The final seven seconds ticked off and the Gator heave proved errant. Arizona had just outscored the number five team in the nation, bucketing the game’s final seven points including a thrilling runner.
And in that moment – the clock at zeros, the scoreboard reading 65-64 – the man responsible for that runner stood amongst the fans.
We can talk about what position Mark Lyons plays, but ultimately I think this is his favorite spot: the one where he’s winning. Because it was unquestioned who was going to have the ball and what he was going to do with it following the Kenny Boynton missed free throw. It wasn’t even worth a timeout to talk about it any further. That timeout was taken in May and the conversation had over countless workouts, team building, and trust.
He stood atop the courtside seating and reveled in being revered. It was beautiful. A bridging of the gap between protagonist and star, in this case two entities starved for success. Because following that moment, it all got a little more real. All the talk of scheduling and early tests and true point guards was briefly set aside as the travelled young man and the weathered fan base basked in the glow of accomplishment.

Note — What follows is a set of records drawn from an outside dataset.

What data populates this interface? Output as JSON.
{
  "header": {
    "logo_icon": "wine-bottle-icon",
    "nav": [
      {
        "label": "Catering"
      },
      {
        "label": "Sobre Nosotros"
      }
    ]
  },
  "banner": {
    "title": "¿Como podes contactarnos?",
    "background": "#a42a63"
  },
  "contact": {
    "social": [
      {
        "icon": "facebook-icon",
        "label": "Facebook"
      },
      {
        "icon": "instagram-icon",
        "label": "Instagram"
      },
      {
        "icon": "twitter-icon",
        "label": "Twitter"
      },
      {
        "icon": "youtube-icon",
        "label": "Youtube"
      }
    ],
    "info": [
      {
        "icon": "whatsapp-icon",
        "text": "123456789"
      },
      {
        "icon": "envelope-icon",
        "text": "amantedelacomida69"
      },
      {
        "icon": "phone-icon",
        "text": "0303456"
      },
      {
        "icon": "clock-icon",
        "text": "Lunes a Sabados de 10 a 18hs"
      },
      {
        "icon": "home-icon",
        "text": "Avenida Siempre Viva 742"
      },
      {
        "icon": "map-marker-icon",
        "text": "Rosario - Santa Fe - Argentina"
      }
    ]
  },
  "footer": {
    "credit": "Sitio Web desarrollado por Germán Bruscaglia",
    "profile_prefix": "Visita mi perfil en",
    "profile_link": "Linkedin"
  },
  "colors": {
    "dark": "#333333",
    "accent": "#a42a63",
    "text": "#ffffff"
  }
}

For the past six seasons, the roof of the McKale Center has been methodically reaffixed to its foundation. A byproduct of the shaky transition from Olson to Miller.
Saturday was the game to blow the top right back off. By many accounts McKale was as loud as ever; because people knew. That shaky transition has afforded a fan base the perspective to appreciate the magnitude of these moments. Because they don’t happen often.
We don’t often get to see the Solomon Hill’s of the world enter college and develop so dynamically. The type of player who hit just four three pointers as a freshman and missed countless dunks grow into the deft and creative slasher he’s become. A leader. The player who twice found his way artfully – beautifully – to the basket for the most critical of stretch baskets Saturday night. And while it’s grossly cliché to say a given man willed his team to victory, I’m at a loss for what else to call Hill’s defensive pressure at the close of each half. Solomon Hill’s are rare.
And that was the magic of Saturday’s victory. It became the manifestation of more than a night’s effort. While this may be a completely new generation of Wildcats, it’s again the program we recognize.
Is there season left to be played? Are there challenges remaining? Did Arizona win a game it very likely should have lost? Consider this a resounding, yes.
But that’s all a part of the excitement. To know that if Nick Johnson needs to be the best player on the court, he can be. To know that if the team needs critical buckets in a stretch run, Grant Jerrett can hit those jumpers. To know that if energy is lacking, Kevin Parrom’s number will be called.
And when the team needs two-points with nineteen seconds to play…
Well, let’s just say we already knew about that.